マリアナ海溝に棲息する伝説の小エビを捕獲

「深海にどんな生物がいるのか」。航海術の進歩によって深海にアクセスできるようになった人類が長年持ち続けてきた疑問だ。19世紀半ばのヨーロッパでは、海が深くなると生物が減少する経験則から、ある深さより深いところからは生物がいない「無生物帯」が広がると考えられていた。1870年代初め、その正確な値を求めようと海洋調査船「チャレンジャー号」が底引き網で深海を浚った。すると、当時1000m程度と考えられていた無生物帯を遥かに超えた水深5700mからも生物が採集された。やがて学者達は「無生物帯は存在しないらしい」と考えるようになる。

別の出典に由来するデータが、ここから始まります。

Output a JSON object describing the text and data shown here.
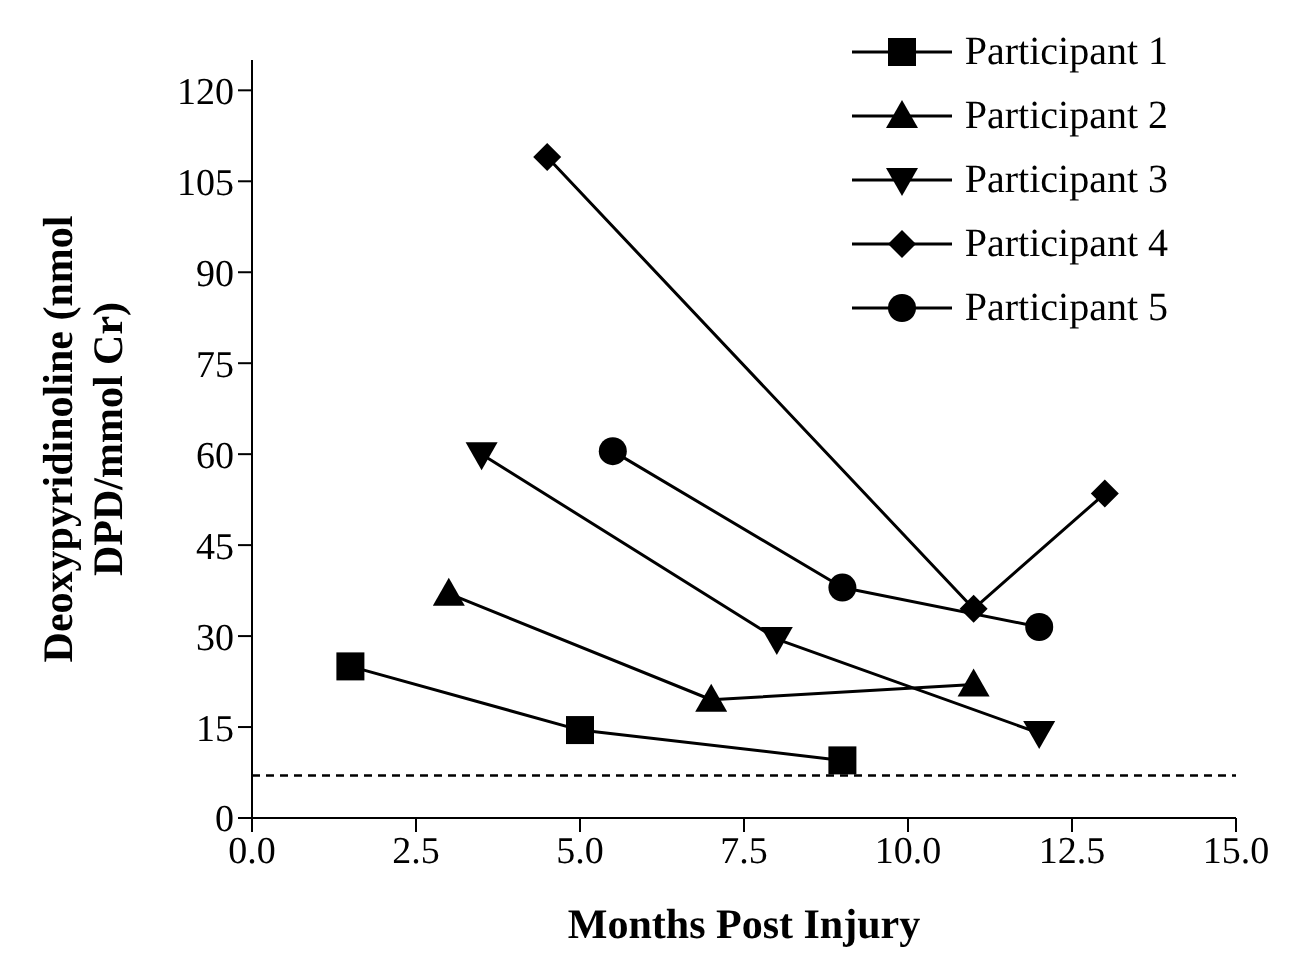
{
  "chart_data": {
    "type": "line",
    "xlabel": "Months Post Injury",
    "ylabel": "Deoxypyridinoline (nmol DPD/mmol Cr)",
    "xlim": [
      0,
      15
    ],
    "xticks": [
      {
        "value": 0,
        "label": "0.0"
      },
      {
        "value": 2.5,
        "label": "2.5"
      },
      {
        "value": 5,
        "label": "5.0"
      },
      {
        "value": 7.5,
        "label": "7.5"
      },
      {
        "value": 10,
        "label": "10.0"
      },
      {
        "value": 12.5,
        "label": "12.5"
      },
      {
        "value": 15,
        "label": "15.0"
      }
    ],
    "ylim": [
      0,
      125
    ],
    "yticks": [
      0,
      15,
      30,
      45,
      60,
      75,
      90,
      105,
      120
    ],
    "grid": false,
    "legend": "top right",
    "line_style": "solid",
    "ref_lines": [
      {
        "axis": "y",
        "value": 7,
        "line_style": "dashed",
        "color": "#000000"
      }
    ],
    "series": [
      {
        "name": "Participant 1",
        "color": "#000000",
        "marker": "square",
        "x": [
          1.5,
          5,
          9
        ],
        "values": [
          25,
          14.5,
          9.5
        ]
      },
      {
        "name": "Participant 2",
        "color": "#000000",
        "marker": "triangle",
        "x": [
          3,
          7,
          11
        ],
        "values": [
          37,
          19.5,
          22
        ]
      },
      {
        "name": "Participant 3",
        "color": "#000000",
        "marker": "triangle-down",
        "x": [
          3.5,
          8,
          12
        ],
        "values": [
          60,
          29.5,
          14
        ]
      },
      {
        "name": "Participant 4",
        "color": "#000000",
        "marker": "diamond",
        "x": [
          4.5,
          11,
          13
        ],
        "values": [
          109,
          34.5,
          53.5
        ]
      },
      {
        "name": "Participant 5",
        "color": "#000000",
        "marker": "circle",
        "x": [
          5.5,
          9,
          12
        ],
        "values": [
          60.5,
          38,
          31.5
        ]
      }
    ]
  }
}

海の表層を浮遊する植物プランクトンが光合成して生産する有機物が、海洋生物のエネルギー源になる。つまり海洋では、太陽光が届く水深200mまでの表層だけが生物生産の場。そこより下に棲む生物は、表層まで餌を取りに行くことができなければ、落ちてくる死骸や糞などの有機物をベースに生きていく。当然、落ちてくる有機物は、水深が深くなればなるほど、中層の生物に消費されて減っていく。したがって、水深6000m以深の超深海は、海洋の中で最も貧栄養で、生物が飢餓と隣り合わせに生きる場所だ。

化学合成生物が棲息する熱水噴出孔が近年注目されているのは、この海洋生物の大原則の稀有な例外だからである。

それでは、世界最深10,911mに位置するマリアナ海溝チャレンジャー海淵には、どんな生物が棲むのか。1960年有人潜水船「トリエステ号」で初めてそこに潜ったジャック・ピカールは、ヒラメのような平たい魚や小エビを見たと報告した。

「魚については、何かの間違いではないかというのが、大多数の研究者のコンセンサスです。ナマコの一種を魚と思ったとも言われています」(JAMSTEC小林英城主任研究員)

それから35年が過ぎた1995年、日本の無人探査船「かいこう」がチャレンジャー海淵に着底した時、関係者一同目を凝らしたが、はっきりと生物といえるものは見つけられなかった。ただ、撮られたビデオに小さなエビのようなものがちらりと見えた。そして翌年、本格的な調査潜航で、餌を入れた罠を一昼夜置く実験を行い、ヨコエビの一種を捕らえる。世界で最も深い場所に棲息する動物、「カイコウオオソコエビ」の発見である。

1997年に無人探査船「かいこう」がチャレンジャー海淵で撮影したカイコウオオソコエビのビデオ映像(全3分5秒)。11000mの深海とは思えない元気な泳ぎだ。53秒から罠がクローズアップされる。2分5秒から、マジックハンドで罠をピックアップする作業が開始される。(C)JAMSTEC

カイコウオオソコエビが属す端脚目ヨコエビ亜目は、海洋を中心に、淡水、陸上にも棲息し、種数も多い生物界の成功グループだ。生物の死骸や糞を食べる分解者として自然界で重要な役割を果たす。ただ、カメの餌として商品になる程度で人間の食用にはならず、あまり研究が進んでいない。姿かたちは、十脚目のエビやカニに似るが、「頭部と胸部がいくつもの体節に分かれ、ひとつの殻にならない」「生まれた姿のまま大きくなり、プランクトン幼生から稚エビに変態しない」など違いも多い。

無人探査船「かいこう」は、、サイドスキャンソーナーを搭載した「ランチャー」、マニピュレータやカメラなどを搭載した「ビークル」で構成される。1995年登場の初代機は水深11000mまで潜航可能だったが、2003年にビークルを事故で亡失、代替に無人探査機「UROV7K」を取り付けたため、7000mまでしか潜航できなくなった。(C)JAMSTEC

小林英城主任研究員は、もともとマリアナ海溝で発見された微生物とその遺伝子を研究していたが、次第にカイコウオオソコエビに興味を持ち始める。

「微生物でさえ、超高水圧下では、培養しようとしても、あまり増えません。しかし、チャレンジャー海淵で見る限り、カイコウオオソコエビは元気に泳ぎ回っています。エネルギー源なんて何もないところで、何であいつら動けるんだろう、何食ってるんだろうっていう疑問が、研究の発端です」

体長が数mm程度であることが多いヨコエビの中で、3~4cm程度に成長するカイコウオオソコエビはかなり大きい種だ。それが、海洋で最も高水圧、貧栄養な環境で元気に泳いでいることが不思議に感じられたのだ。